Storms shut Cape Town port

Ray Smuts THE CAPE Peninsula was at its inhospitable best over the weekend as howling winds and pelting rain caused general mayhem and the closure for the first time this winter of the Port of Cape Town. Howling winds of more than 70km/h, huge swells and torrential rain nipped shipping movements in the bud with the exception of the P&O Nedlloyd Kowie, the only vessel to enter the harbour after a pilot had been landed from a helicopter. It arrived in Table Bay at 18:00 on Friday and berthed at 12:45 on Saturday. The only vessel in the container terminal which normally accommodates four or five, there was no telling when she would sail. A spokesman at the container terminal said the port had been completely closed at one stage over the weekend but that ships had otherwise been allowed to depart, as evidenced by more than 20 sailings on Saturday and Sunday.
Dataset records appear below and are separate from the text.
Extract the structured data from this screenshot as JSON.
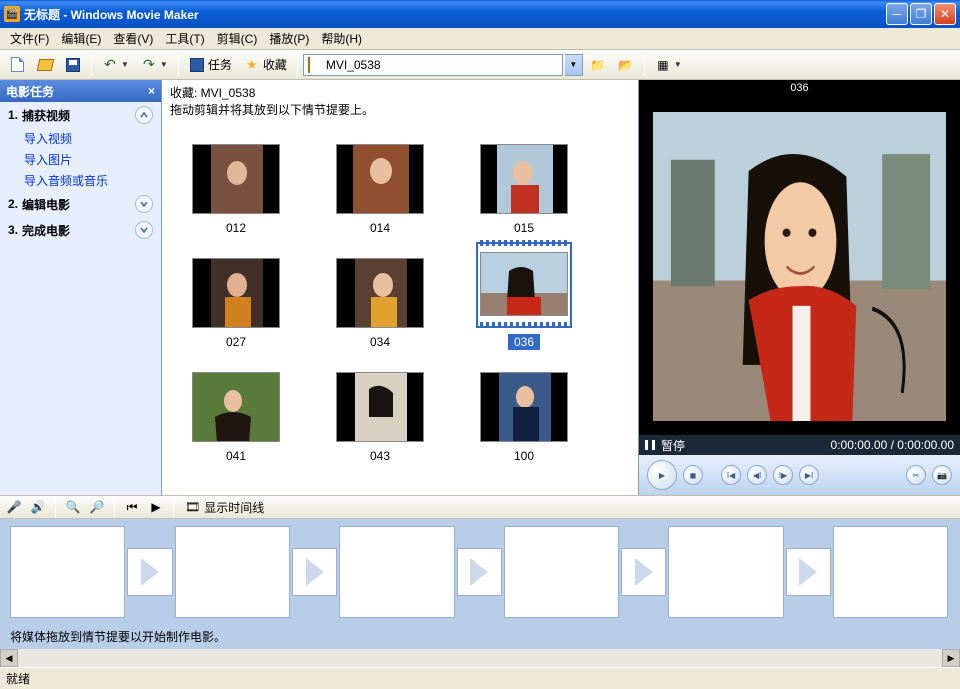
{
  "window": {
    "title": "无标题 - Windows Movie Maker"
  },
  "menu": {
    "file": "文件(F)",
    "edit": "编辑(E)",
    "view": "查看(V)",
    "tools": "工具(T)",
    "clip": "剪辑(C)",
    "play": "播放(P)",
    "help": "帮助(H)"
  },
  "toolbar": {
    "tasks": "任务",
    "collection": "收藏",
    "selected_collection": "MVI_0538"
  },
  "tasks": {
    "header": "电影任务",
    "s1": {
      "num": "1.",
      "label": "捕获视频",
      "sub1": "导入视频",
      "sub2": "导入图片",
      "sub3": "导入音频或音乐"
    },
    "s2": {
      "num": "2.",
      "label": "编辑电影"
    },
    "s3": {
      "num": "3.",
      "label": "完成电影"
    }
  },
  "collection": {
    "header_prefix": "收藏: ",
    "name": "MVI_0538",
    "hint": "拖动剪辑并将其放到以下情节提要上。",
    "items": [
      "012",
      "014",
      "015",
      "027",
      "034",
      "036",
      "041",
      "043",
      "100"
    ],
    "selected": "036"
  },
  "preview": {
    "title": "036",
    "status": "暂停",
    "time_cur": "0:00:00.00",
    "time_sep": " / ",
    "time_tot": "0:00:00.00"
  },
  "timeline": {
    "show": "显示时间线"
  },
  "storyboard": {
    "hint": "将媒体拖放到情节提要以开始制作电影。"
  },
  "status": "就绪"
}
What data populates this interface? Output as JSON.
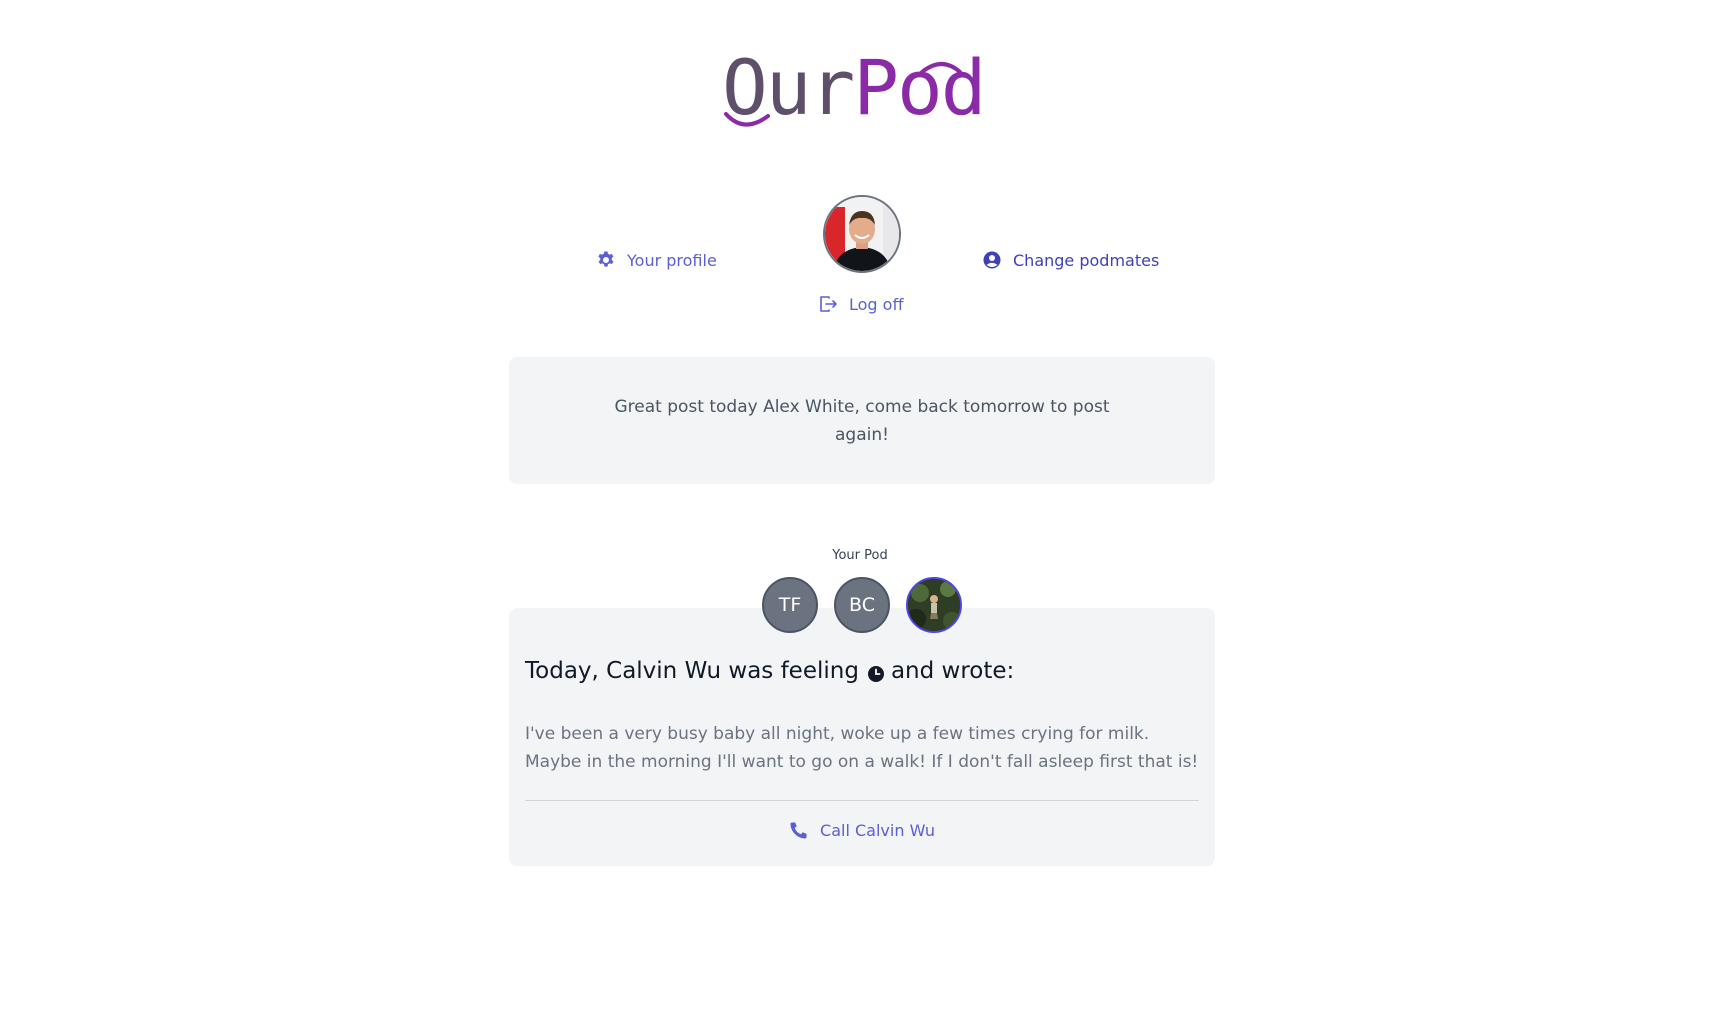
{
  "logo": {
    "part1": "Our",
    "part2": "Pod",
    "colors": {
      "our": "#5e4f6a",
      "pod": "#8b2aa6"
    }
  },
  "nav": {
    "profile": {
      "label": "Your profile",
      "icon": "gear-icon"
    },
    "podmates": {
      "label": "Change podmates",
      "icon": "user-circle-icon"
    },
    "logoff": {
      "label": "Log off",
      "icon": "logout-icon"
    }
  },
  "notice": {
    "text": "Great post today Alex White, come back tomorrow to post again!"
  },
  "pod": {
    "title": "Your Pod",
    "members": [
      {
        "initials": "TF"
      },
      {
        "initials": "BC"
      },
      {
        "initials": "",
        "photo": true,
        "selected": true
      }
    ],
    "post": {
      "heading_before": "Today, Calvin Wu was feeling",
      "heading_after": "and wrote:",
      "mood_icon": "clock-icon",
      "body": "I've been a very busy baby all night, woke up a few times crying for milk. Maybe in the morning I'll want to go on a walk! If I don't fall asleep first that is!",
      "call_label": "Call Calvin Wu",
      "call_icon": "phone-icon"
    }
  },
  "colors": {
    "accent": "#5a5fd1",
    "card_bg": "#f3f4f6"
  }
}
By 08:00 on Monday with a north-northwesterly wind of round 45km/h blowing (it had reached 70km/h at 01:00) 17 vessels - half of them container ships - lay at anchor in Table Bay but there was no telling when they would be allowed to berth . It was expected that 11 container vessels would be off the port by mid-morning but when they would gain access was a moot point as the Cape has fallen prey to a second cold front in three days and much will depend on the subsiding of swells before vessel traffic can return to a semblance of normality.